Enquanto Nova York elege um novo prefeito que promete aliviar o preço da moradia na cidade, uma parcela bem menor da população enfrenta outro problema. Mas este pode ser colocado na categoria "perrengue chic": a maior torre residencial do ocidente, um empreendimento que sugou US$ 1,3 bilhão em sua construção.

Erguido há dez anos, o edifício de luxo 432 Park Avenue, de 96 andares, tem ocupado as manchetes por apresentar uma série de defeitos estruturais incompatíveis com os dólares despejados por seus moradores. Seus 125 apartamentos variam de estúdios a seis quartos e sete banheiros. Na época de sua inauguração, um duplex saia pela bagatela de US$ 90 milhões.

Plantado entre as ruas 56 e 57, o espigão de 425 metros destoa dos prédios vizinhos na lendária avenida. A obra foi projetada pelo uruguaio Rafael Viñoly (falecido em 2023) e chama a atenção por ser inteiramente reta, algo incomum para tamanhos colossais. A razão? O design é inspirado em uma lata de lixo de metal projetada pelo arquiteto e designer austríaco Josef Hoffmann (1870-1956).

O prédio faz companhia a outros arranha-céus solitários do chamado Billionaires Row, como o One57 e o Steinway Tower, que brotaram ao longo da rua 57. Quem frequente a região os vê como uma afronta à silhueta ao sul do Central Park, além de fazer sombra no parque. Mesmo antes de ser inaugurado, o 432 Park Avenue foi apelidado pela New York Magazine de “genuíno ferro velho prestes a dar um tapa no céu”.
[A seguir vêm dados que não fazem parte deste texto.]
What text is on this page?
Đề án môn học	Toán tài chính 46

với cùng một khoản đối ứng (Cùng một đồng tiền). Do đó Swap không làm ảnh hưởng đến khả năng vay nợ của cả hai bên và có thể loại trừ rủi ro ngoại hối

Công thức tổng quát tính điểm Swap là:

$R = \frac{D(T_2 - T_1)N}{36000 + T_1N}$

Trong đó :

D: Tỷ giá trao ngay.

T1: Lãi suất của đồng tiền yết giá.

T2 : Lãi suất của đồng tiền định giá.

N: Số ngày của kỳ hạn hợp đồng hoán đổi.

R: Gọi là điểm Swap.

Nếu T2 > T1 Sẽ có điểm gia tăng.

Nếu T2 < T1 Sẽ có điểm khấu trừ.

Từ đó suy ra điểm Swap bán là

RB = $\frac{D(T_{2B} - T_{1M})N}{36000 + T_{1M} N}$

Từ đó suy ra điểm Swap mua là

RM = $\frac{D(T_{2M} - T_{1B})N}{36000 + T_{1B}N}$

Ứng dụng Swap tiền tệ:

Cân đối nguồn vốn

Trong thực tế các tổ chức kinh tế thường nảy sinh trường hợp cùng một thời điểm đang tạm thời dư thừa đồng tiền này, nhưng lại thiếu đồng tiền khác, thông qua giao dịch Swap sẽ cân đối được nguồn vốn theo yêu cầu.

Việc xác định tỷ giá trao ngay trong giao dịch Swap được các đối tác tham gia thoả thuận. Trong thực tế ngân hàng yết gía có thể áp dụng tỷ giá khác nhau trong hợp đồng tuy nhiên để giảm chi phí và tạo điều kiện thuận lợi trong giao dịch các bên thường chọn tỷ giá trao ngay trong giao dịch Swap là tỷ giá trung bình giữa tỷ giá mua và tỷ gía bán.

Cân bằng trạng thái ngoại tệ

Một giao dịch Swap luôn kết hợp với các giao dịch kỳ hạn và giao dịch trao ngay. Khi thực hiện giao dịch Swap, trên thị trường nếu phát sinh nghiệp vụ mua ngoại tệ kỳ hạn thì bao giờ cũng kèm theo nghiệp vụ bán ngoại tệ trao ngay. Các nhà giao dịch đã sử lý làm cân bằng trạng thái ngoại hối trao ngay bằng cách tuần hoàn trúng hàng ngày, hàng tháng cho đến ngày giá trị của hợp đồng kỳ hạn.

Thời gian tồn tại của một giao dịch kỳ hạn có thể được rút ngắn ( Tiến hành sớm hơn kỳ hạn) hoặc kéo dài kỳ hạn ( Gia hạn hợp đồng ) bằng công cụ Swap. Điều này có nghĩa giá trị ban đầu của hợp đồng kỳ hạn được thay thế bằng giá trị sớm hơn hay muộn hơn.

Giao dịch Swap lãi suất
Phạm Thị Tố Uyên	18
Para explicar o recente problema técnico do edifício, uma reportagem do New York Times fez um paralelo entre o 432 Park Avenue e o Empire State Building, uma obra art déco de 1930 e com 102 andares. Ambos têm altura semelhante. A diferença entre eles, no entanto, é a proporção que os engenheiros chamam de “esbeltez”: o Empire State Building é três vezes mais alto do que largo. O 432 Park, é quinze vezes mais alto do que largo.

Esta matemática influencia a capacidade do prédio de resistir à flambagem, termo técnico que indica desvio das vigas. Para minimizar o risco de oscilações, o 432 Park Avenue foi desenhado com andares abertos ao longo do edifício, permitindo a passagem de ar. É curioso imaginar como um projeto desta natureza foi erguido três anos depois da passagem do furacão Sandy, que devastou diversas áreas da cidade.
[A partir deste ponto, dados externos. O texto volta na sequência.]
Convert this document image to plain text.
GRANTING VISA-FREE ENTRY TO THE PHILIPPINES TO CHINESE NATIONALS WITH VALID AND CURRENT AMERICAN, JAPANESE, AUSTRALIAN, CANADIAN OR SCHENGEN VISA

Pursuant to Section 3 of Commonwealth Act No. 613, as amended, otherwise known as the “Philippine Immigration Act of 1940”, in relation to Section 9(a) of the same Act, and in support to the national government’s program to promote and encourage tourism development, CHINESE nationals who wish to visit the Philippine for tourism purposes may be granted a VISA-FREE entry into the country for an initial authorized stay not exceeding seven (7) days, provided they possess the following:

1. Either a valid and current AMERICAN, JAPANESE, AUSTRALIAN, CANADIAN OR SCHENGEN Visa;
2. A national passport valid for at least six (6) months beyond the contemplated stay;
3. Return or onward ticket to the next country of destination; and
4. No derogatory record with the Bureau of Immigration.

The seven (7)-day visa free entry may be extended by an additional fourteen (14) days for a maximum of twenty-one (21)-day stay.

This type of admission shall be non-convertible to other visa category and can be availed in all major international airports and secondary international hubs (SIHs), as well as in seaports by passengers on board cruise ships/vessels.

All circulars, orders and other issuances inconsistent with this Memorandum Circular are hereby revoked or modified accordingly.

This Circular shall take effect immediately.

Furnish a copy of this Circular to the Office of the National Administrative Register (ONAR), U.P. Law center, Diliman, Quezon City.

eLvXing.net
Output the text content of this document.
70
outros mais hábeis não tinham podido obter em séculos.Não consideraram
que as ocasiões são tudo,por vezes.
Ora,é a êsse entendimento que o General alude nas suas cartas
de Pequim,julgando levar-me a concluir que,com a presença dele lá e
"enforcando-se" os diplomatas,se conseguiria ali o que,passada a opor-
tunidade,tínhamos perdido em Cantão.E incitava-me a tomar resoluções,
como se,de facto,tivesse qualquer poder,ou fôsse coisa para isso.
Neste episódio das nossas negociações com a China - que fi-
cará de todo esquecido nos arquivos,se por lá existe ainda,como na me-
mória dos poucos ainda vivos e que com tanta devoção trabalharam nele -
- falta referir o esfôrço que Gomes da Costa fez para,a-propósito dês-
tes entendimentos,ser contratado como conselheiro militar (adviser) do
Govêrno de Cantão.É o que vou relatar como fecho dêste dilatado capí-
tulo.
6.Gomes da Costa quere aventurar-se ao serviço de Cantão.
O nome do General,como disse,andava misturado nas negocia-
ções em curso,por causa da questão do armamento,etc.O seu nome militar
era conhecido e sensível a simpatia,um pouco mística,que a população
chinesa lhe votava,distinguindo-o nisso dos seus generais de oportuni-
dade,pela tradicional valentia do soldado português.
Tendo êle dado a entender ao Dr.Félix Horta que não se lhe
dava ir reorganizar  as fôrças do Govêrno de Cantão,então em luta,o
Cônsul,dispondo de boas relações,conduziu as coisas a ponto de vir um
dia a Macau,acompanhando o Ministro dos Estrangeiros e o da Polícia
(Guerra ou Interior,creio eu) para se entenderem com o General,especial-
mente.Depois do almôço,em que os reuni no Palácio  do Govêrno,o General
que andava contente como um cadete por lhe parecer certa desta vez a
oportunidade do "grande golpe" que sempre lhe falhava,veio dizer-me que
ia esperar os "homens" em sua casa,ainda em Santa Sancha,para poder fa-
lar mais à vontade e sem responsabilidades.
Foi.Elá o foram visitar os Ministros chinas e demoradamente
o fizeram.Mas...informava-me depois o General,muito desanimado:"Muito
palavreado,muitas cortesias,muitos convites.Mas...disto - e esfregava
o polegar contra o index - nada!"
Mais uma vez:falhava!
Stefanos Chen, um dos repórteres do The New York Times que acompanha o caso, disse em vídeo que, desde 2021, o conselho do condomínio entrou com duas ações judiciais contra os incorporadores e outros responsáveis, alegando que o prédio não corresponde ao prometido e que os compradores não foram avisados sobre os possíveis riscos.
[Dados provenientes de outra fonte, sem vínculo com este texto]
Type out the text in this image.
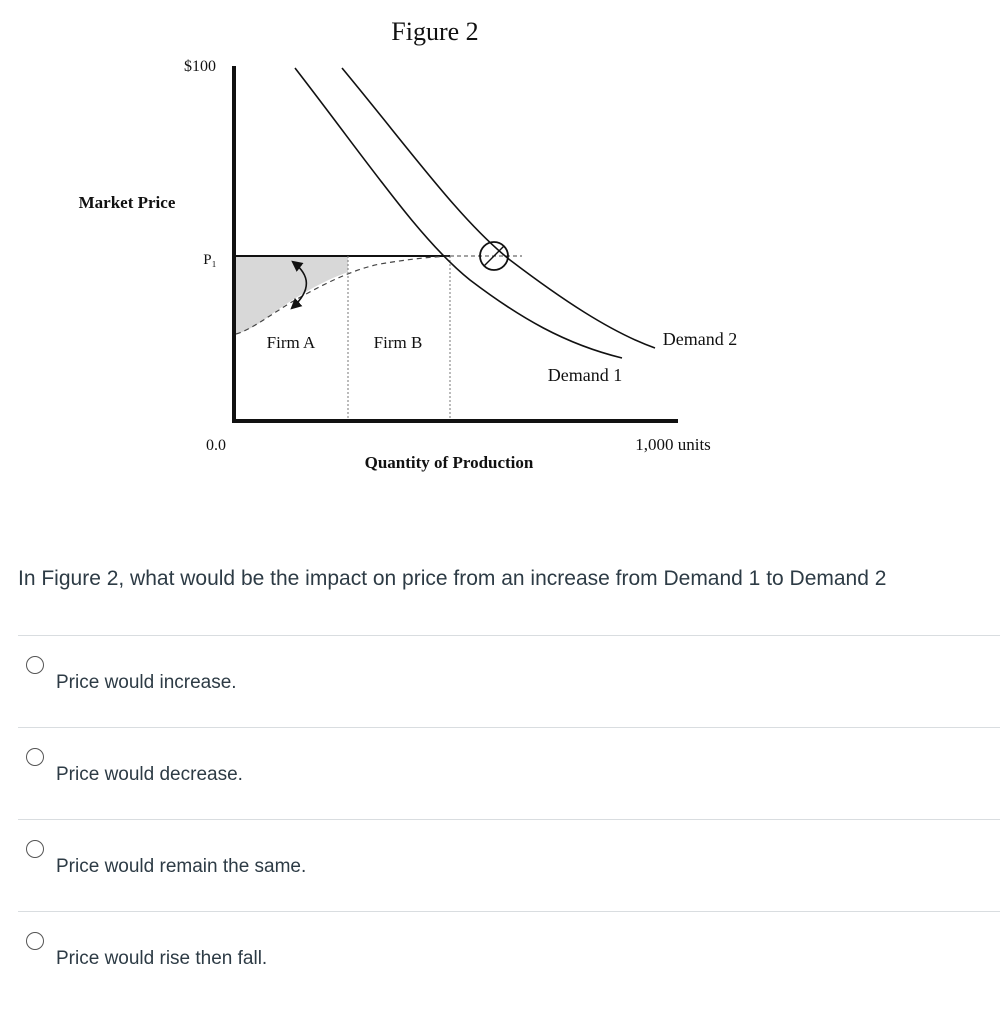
Figure 2
$100
Market Price
P₁
0.0
Firm A	Firm B
Demand 1
Demand 2
1,000 units
Quantity of Production
In Figure 2, what would be the impact on price from an increase from Demand 1 to Demand 2
Price would increase.
Price would decrease.
Price would remain the same.
Price would rise then fall.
Advogados dos proprietários calculam que os reparos podem ultrapassar US$ 100 milhões, e que não dispõem de soluções simples para muitos dos problemas. Inspetores dizem que se estes engasgos não forem consertados, ao longo do tempo eles podem tornar o prédio inabitável e ainda expor pedestres a acidentes.

Segundo o jornal, mesmo quando não bate vento, o prédio chacoalha, lustres balançam e as banheiras transbordam. Os repórteres analisaram documentos judiciais e e-mails privados, onde constam episódios de “paredes rangendo, elevadores quebrados, inundações cujo reparo necessita de cifras milionárias e, para muitos, a constante sensação de estar em um barco”.

Há ainda rachaduras e cavidades na fachada de concreto. Neste caso, o uso da mistura tradicional de cimento, areia, brita e água feita para as fachadas de um prédio comum, foi algo inédito para um prédio tão alto e esguio. Para tornar o material mais resistente, era preciso uma outra combinação que, consequentemente, traria um aspecto mais escuro à fachada. Como a ideia era manter uma cor clara, os incorporadores tiveram de optar entre a cor e a resistência. A estética venceu.

Antes desta baderna, em 2018, a atriz Jennifer Lopez comprou um apartamento de três quartos e 372 metros quadrados no 36º andar por US$ 15,3 milhões, e vendeu no ano seguinte por US$ 17,5 milhões. Ao juntar suas famílias, Jennifer e seu então noivo (e ex-jogador de beisebol) Alex Rodriguez, precisavam de um cafofo maior. O apartamento ficou apenas cinco meses no mercado.

Apartamentos têm vista 360º de toda a cidade

Os andares de lazer são espalhados em todo o edifício

Por lá, é possível encontrar até uma sala de cinema compartilhada

A ideia é que você aproveite o lugar como fosse rei

Mas grande parte dos moradores sequer vive lá. “Metade das luzes do edifício 432 Park vivem apagadas”, disse uma corretora de imóveis ao NeoFeed. “Em geral, não há famílias locais, com filhos na escola ou empregos na cidade. Os proprietários dos apartamentos são, em grande maioria estrangeiros, que compram as unidades em cash, visando investimento imobiliário”.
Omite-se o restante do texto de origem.